Assuming there are two standard deviations from R50 to the interval bounds, my over-estimate for the standard deviation is about 2 (4.09 / 2). Since the difference in the R50 estimates is about 5 data miles when there are wind turbines versus no turbines, then the estimates are about 2.5 standard deviations from each other. In other words, the effect size is about 2.5 in this sample.

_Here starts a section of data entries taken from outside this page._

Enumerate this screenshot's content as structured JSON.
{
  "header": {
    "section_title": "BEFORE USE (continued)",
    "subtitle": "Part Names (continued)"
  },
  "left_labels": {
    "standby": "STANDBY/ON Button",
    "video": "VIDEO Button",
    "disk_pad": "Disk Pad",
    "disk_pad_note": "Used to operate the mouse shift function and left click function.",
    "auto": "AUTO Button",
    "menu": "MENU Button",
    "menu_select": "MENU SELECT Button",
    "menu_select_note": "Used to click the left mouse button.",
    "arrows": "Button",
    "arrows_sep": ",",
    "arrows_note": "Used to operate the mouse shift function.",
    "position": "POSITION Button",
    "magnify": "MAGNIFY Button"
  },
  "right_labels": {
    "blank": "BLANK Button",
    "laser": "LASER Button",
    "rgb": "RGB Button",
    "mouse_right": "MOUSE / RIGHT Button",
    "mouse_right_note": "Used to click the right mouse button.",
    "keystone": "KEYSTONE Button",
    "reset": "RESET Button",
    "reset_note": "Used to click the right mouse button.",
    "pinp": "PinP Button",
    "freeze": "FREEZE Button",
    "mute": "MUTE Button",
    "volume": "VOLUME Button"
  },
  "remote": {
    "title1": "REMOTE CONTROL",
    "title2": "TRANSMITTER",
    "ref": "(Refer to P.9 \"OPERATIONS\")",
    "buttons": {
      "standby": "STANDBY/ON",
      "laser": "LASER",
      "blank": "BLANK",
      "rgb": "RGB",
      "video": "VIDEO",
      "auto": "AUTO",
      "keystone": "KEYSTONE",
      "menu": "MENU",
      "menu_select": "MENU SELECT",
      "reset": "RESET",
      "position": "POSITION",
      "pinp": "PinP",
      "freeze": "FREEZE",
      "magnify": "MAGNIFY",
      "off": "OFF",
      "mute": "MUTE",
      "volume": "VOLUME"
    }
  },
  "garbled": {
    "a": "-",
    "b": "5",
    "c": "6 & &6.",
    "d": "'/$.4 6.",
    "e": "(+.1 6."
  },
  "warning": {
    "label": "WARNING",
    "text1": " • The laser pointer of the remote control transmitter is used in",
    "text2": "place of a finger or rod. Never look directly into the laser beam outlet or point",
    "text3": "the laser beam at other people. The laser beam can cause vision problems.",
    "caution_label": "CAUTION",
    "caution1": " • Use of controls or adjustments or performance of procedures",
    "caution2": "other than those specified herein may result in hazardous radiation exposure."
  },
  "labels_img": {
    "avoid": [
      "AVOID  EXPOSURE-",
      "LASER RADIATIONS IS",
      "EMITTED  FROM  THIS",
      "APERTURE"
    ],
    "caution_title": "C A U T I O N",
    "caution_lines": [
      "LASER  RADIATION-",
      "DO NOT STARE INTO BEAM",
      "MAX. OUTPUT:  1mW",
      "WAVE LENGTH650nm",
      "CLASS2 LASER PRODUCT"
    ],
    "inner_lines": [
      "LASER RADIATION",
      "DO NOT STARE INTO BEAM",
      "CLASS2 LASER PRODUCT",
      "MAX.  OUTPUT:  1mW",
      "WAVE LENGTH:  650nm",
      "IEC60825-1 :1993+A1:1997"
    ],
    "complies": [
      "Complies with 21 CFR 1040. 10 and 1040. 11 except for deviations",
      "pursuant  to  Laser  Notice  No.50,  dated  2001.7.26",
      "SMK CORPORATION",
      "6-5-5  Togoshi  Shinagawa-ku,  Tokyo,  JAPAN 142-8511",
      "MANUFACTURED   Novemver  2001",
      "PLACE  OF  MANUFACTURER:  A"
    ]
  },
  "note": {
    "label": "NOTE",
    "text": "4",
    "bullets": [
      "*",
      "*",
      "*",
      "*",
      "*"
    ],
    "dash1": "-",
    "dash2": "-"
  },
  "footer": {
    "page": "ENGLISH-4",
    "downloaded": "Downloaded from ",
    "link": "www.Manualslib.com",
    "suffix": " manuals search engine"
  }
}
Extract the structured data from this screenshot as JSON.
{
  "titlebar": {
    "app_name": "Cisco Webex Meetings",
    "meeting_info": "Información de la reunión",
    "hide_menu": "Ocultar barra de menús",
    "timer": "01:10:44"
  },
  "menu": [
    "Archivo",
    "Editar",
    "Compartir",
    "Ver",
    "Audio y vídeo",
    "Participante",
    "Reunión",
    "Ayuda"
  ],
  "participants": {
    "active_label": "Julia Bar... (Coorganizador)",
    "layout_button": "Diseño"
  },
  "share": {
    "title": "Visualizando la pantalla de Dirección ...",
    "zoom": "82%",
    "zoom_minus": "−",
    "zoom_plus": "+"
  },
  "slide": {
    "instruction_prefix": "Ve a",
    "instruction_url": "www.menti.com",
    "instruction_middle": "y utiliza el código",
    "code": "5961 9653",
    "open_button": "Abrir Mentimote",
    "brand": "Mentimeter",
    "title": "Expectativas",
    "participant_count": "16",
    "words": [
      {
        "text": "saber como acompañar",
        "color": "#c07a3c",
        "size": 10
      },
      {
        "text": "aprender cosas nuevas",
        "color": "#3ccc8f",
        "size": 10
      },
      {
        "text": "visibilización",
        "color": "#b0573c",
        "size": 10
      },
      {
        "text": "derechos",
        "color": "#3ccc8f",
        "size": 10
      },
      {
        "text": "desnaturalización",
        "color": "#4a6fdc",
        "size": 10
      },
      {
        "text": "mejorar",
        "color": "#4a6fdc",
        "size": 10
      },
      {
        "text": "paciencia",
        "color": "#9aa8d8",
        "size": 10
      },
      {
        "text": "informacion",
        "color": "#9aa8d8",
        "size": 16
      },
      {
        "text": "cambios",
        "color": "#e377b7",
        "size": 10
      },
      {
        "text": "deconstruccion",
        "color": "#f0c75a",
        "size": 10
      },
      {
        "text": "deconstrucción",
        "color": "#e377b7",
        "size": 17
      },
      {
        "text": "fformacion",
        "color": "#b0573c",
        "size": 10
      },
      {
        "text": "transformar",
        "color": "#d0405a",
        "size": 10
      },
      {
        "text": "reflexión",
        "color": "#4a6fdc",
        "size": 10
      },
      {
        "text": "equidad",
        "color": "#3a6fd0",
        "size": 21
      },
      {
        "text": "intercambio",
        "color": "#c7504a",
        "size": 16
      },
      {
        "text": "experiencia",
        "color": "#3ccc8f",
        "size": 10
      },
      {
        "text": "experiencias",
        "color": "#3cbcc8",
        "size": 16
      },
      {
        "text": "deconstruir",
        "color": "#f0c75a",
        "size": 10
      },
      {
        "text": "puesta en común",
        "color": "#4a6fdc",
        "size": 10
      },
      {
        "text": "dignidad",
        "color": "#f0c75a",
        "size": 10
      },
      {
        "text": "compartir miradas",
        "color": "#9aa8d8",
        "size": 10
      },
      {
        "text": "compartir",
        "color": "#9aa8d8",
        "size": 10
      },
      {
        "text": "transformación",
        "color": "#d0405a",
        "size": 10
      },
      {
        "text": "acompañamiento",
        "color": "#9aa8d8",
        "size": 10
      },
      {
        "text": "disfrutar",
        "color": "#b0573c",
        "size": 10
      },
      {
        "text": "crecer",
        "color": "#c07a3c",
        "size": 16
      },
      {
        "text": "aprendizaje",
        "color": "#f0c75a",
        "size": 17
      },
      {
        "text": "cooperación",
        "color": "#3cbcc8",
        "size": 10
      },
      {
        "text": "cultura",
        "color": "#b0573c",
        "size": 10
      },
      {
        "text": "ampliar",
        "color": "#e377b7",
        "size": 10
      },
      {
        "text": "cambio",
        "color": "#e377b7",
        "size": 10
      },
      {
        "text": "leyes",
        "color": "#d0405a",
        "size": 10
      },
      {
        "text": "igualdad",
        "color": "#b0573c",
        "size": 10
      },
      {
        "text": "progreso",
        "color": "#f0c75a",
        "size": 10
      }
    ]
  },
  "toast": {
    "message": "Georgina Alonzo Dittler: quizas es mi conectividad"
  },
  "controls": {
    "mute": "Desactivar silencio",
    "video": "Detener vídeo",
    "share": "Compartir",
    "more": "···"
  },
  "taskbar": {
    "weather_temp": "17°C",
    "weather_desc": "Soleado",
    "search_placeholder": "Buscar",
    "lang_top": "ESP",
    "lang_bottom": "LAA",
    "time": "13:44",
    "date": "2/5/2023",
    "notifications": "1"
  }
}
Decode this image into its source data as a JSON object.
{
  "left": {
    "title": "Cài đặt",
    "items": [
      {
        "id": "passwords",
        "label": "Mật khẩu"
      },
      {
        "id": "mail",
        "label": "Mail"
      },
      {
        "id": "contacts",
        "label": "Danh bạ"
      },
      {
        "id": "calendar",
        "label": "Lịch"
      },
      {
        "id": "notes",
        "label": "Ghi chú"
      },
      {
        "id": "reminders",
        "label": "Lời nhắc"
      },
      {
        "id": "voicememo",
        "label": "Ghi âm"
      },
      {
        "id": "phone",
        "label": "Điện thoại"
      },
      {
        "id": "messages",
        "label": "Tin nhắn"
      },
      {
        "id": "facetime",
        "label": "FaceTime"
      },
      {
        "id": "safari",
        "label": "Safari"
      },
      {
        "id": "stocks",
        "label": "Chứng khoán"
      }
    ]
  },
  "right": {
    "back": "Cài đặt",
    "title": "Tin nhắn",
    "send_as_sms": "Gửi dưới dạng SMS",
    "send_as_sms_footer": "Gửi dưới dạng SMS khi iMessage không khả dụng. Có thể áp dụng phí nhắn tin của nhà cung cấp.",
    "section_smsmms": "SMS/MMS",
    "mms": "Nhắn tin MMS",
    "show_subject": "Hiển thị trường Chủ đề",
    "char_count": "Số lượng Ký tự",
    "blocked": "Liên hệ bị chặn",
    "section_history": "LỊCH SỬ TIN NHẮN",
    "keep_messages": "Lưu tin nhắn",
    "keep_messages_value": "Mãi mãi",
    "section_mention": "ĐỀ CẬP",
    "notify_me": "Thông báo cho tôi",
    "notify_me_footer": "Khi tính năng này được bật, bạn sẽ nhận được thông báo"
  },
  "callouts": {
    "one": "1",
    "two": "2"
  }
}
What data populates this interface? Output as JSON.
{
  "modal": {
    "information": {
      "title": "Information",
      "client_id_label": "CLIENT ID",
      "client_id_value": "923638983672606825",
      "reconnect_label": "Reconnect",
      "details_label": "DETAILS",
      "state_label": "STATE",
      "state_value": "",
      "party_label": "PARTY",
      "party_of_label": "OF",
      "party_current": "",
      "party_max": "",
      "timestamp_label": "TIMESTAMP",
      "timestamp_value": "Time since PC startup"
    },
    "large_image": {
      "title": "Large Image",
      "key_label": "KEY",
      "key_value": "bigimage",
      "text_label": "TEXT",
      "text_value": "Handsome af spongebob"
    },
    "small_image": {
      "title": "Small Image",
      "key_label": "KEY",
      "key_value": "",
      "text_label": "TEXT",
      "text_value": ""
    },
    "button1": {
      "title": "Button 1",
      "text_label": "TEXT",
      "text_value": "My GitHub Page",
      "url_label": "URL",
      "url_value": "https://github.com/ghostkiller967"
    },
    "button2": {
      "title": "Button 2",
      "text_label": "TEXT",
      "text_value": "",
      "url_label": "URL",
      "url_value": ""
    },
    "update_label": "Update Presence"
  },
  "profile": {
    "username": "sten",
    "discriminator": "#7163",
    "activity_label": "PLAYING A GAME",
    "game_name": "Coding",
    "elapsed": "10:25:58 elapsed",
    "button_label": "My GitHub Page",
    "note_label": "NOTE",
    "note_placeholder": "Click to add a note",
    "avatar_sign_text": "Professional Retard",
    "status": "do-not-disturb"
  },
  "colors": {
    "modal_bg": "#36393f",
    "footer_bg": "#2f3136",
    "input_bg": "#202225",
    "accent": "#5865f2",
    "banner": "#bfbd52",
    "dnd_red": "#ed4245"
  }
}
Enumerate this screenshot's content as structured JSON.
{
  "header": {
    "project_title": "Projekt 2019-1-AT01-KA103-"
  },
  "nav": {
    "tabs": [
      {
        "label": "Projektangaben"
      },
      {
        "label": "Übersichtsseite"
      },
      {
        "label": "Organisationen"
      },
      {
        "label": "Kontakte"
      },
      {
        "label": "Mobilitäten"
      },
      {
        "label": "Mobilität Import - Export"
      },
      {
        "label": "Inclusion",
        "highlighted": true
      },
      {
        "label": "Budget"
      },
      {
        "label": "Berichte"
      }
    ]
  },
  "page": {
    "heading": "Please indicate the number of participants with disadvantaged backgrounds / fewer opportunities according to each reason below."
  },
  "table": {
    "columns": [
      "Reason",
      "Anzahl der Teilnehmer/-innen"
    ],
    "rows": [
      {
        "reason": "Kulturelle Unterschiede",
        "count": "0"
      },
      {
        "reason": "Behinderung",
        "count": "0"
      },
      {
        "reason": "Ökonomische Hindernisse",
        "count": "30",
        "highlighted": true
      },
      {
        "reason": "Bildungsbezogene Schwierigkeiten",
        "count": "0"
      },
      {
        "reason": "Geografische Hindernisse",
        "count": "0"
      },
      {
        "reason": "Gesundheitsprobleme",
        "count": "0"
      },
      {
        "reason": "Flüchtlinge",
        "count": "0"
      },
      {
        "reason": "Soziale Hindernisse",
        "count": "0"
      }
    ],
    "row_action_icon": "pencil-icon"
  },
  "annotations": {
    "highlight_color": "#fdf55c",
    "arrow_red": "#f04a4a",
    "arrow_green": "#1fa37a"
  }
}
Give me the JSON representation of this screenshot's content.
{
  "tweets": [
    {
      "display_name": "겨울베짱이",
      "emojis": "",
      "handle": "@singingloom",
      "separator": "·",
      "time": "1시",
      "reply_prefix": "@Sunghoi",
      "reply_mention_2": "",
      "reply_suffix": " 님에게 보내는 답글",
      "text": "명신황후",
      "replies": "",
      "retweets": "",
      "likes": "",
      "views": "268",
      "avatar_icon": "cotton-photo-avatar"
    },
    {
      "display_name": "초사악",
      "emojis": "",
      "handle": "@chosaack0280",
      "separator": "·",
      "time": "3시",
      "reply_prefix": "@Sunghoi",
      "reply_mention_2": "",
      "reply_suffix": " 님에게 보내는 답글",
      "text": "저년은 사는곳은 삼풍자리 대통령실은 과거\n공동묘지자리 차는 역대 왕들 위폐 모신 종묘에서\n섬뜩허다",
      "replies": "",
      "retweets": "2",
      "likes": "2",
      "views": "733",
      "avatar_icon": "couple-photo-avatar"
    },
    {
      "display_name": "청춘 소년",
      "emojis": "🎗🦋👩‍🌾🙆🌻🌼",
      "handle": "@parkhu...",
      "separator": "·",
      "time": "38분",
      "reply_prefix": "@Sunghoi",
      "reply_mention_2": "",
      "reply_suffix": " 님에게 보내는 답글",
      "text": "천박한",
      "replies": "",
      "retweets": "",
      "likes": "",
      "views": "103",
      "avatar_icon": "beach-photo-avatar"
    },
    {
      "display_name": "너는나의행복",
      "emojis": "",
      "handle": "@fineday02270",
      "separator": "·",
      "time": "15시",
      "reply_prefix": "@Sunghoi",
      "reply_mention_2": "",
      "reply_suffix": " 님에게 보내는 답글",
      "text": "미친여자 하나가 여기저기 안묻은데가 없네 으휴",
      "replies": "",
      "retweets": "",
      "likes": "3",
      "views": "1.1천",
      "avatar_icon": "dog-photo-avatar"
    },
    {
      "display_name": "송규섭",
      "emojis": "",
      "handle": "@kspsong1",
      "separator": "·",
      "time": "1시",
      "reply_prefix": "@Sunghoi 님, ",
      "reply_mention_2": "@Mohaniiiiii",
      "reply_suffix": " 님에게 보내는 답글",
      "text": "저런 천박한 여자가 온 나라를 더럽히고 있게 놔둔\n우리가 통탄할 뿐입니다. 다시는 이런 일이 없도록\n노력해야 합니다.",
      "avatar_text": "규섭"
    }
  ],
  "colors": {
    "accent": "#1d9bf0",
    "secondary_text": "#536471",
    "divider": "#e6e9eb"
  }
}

To calculate power across different sample sizes and effect sizes I used the function pwr.t.test from the R package pwr. Using a function normally used for t-test power calculations made sense in this situation because if R50 was estimated from several different samples of data under both turbine conditions, then a t-test would be used to compare the two sets of R50 estimates to prove that R50 is different under those conditions. Below is a power curve plot made using pwr.t.test for effect sizes and sample sizes smaller than the one in this sample.

Goals Accomplished

By the end of this project, I developed a model and a method for estimating R50 and I estimated the confidence intervals of R50. I also identified the impact of the presence of wind turbines on R50 and I estimated the power of finding this impact for different sample sizes and effect sizes. If desired the code for this project can be found here.